Emerge the interactions between you and the child with what the child wants to learn about.

David V.S. said...

Hi again, Danielle,

Thanks again for writing thoughtfully.

We'll just have to agree to disagree about "all children have the words". When you are a preschool teacher I certainly hope your classrooms only have children that mature.

When I taught preschool I did have a few less mature students, sadly. They had just turned three. Their parenting, from what I observed during home visits, consisted largely of "Hush, mommy's busy" or "Go play with your toys" or the threatening gesture of reaching for the belt. Those children, through no fault of their own, really could mean they were sorry but not have these words on their own -- let alone the words to negotiate a resolution.

(And you are correct, of course, that once they learned how to apologize they tried to use apologies as a "get out of trouble free" card. That is actually not a hard problem to deal with as the teacher.)

The younger the child, the more a parent has a balancing act of being "fair to the child" verses "being the child". But by the time a child is preschool age this is less of an issue. As an example, at eleven months Smiley has not yet consistently learned to change focus when frustrated or tired. Today it was grabbing some rhododendron leaves out of reach, and later not wanting to stop riding his scooter when tired.
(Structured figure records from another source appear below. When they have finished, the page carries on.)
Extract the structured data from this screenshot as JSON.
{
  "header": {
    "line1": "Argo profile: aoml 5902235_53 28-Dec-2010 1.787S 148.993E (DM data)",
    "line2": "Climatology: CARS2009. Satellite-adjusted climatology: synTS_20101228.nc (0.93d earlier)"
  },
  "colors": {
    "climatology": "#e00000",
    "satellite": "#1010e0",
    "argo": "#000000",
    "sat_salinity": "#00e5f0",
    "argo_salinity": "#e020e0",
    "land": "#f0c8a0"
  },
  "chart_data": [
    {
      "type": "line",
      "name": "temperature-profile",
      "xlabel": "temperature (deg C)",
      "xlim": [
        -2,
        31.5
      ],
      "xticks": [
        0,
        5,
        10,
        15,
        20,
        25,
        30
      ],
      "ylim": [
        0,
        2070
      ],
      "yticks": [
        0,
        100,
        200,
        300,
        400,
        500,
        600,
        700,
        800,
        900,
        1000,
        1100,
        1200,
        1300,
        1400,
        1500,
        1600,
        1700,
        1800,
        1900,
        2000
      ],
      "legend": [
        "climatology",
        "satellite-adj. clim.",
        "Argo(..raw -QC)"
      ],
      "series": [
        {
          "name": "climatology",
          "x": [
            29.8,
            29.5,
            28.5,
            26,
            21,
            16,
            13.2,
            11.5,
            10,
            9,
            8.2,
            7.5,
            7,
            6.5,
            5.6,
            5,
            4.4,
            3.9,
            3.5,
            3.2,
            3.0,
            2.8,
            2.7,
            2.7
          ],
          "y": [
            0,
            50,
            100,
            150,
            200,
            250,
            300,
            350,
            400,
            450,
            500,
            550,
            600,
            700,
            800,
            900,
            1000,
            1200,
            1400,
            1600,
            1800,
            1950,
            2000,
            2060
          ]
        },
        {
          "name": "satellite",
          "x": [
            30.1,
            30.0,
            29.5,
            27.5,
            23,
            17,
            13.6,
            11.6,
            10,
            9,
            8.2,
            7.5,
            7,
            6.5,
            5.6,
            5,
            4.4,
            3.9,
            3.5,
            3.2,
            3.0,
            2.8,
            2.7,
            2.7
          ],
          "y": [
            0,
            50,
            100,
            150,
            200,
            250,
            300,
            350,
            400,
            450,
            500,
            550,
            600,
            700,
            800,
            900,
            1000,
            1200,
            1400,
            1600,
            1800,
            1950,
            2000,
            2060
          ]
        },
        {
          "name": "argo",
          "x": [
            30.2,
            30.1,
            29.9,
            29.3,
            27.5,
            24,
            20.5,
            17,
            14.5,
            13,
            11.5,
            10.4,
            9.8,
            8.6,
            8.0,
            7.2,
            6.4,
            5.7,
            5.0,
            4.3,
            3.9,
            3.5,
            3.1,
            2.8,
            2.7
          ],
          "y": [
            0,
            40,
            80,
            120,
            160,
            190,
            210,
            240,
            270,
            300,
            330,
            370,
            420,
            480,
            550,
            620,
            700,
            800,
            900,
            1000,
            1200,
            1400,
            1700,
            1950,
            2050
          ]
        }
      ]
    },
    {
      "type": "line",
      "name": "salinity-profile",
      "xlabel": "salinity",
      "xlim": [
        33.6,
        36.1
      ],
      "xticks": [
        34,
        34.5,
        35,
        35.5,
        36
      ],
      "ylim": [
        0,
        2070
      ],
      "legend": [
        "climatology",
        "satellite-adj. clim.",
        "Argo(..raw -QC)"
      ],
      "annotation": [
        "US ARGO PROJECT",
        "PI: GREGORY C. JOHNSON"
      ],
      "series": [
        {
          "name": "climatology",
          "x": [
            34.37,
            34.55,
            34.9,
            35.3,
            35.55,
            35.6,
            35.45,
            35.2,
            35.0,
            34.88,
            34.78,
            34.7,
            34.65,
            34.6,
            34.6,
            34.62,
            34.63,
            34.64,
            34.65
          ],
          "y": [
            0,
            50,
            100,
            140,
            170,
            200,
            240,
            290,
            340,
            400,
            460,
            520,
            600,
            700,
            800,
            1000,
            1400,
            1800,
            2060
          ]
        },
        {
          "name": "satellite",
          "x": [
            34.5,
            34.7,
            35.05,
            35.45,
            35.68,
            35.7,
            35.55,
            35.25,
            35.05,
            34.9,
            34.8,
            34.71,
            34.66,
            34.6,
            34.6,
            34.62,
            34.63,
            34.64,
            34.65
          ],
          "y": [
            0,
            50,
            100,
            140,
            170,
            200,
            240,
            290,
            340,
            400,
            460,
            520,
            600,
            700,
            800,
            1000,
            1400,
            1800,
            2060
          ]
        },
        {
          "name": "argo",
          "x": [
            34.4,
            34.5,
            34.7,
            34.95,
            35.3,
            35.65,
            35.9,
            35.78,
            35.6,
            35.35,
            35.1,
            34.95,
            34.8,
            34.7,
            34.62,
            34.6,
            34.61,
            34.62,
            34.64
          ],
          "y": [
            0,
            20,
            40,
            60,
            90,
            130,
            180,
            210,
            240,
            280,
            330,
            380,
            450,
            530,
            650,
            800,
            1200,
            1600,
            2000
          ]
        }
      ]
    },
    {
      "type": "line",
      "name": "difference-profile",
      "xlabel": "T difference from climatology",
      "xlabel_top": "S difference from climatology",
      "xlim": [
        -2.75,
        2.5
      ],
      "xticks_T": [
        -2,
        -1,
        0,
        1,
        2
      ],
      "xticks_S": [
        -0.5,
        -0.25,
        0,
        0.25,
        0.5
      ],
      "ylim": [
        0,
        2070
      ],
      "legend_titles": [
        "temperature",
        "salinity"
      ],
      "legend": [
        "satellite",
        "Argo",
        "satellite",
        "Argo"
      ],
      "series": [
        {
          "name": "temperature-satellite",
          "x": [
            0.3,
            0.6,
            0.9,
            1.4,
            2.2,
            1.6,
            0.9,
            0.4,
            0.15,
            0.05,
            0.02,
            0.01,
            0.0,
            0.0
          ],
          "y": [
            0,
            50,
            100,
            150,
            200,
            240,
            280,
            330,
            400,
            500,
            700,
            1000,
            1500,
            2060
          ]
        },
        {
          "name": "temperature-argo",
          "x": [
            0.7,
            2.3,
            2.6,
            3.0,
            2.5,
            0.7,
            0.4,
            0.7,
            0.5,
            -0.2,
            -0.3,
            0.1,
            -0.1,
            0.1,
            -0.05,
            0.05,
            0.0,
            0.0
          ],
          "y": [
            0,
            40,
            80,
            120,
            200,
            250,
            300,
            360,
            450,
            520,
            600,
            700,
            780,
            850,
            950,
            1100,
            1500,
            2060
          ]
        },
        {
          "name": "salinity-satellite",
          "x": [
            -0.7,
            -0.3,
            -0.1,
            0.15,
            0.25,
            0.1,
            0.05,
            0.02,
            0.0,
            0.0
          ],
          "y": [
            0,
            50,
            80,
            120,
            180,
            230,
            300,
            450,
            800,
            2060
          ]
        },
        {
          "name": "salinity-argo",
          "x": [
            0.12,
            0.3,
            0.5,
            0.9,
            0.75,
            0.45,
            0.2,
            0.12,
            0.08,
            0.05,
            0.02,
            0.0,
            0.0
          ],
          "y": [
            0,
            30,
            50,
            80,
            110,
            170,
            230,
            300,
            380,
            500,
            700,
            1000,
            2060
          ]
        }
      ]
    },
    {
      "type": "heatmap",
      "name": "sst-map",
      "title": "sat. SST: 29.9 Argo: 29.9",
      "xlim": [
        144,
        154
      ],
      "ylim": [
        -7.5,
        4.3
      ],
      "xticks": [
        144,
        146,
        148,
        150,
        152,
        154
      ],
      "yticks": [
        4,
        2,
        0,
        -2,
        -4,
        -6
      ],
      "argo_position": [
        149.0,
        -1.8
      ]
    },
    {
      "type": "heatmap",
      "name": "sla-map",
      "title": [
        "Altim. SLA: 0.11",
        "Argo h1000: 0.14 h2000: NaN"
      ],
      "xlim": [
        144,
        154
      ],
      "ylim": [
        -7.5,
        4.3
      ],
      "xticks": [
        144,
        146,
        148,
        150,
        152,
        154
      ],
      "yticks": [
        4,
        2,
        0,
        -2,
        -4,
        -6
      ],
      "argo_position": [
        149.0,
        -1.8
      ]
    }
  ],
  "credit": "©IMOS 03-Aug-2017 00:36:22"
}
Sometimes I am "fair" and let him process being frustrated and eventually deciding to do something else. At other times I "become him" and point out a new choice (the oregano leaves are in reach) or give him motivation (talk to him and run ahead of him to give him energy to keep scooting).

We'll also have to agree to disagree about vicarious apologies.

We do agree that the adult cannot fill in for the child the "I feel ____" part of my mediation procedure. Only the child knows his or her feelings.

This is true even if the child obviously picks the wrong word(s) for his or her feelings. Even at preschool age most children get feeling-words wrong (for example, they usually do not know the difference between "angry" and "frustrated", and some even confuse these with "sad"). But the middle of the mediation process is not the time to put in teaching about feeling-words unless the other child is confused by the mistake.

At eleven months, Smiley is too young to understand "similar objects". Toy plastic keys are not in his mind a substitute for real keys. (Real keys often contain lead and are not suitable for infant playthings.) He enjoys eating our garden herbs but does not see these as similar to the rhododendron and hellebore which are very different-looking and grow in different places (and are very poisonous).

Again, by preschool age this is not much of an issue -- preschoolers generally have developed the concept of "similar objects" and love to use toy versions of adult items. By that age children do "understand what is theirs" and are usually content, for example, to use the toy kitchen stuff instead of the real stuff.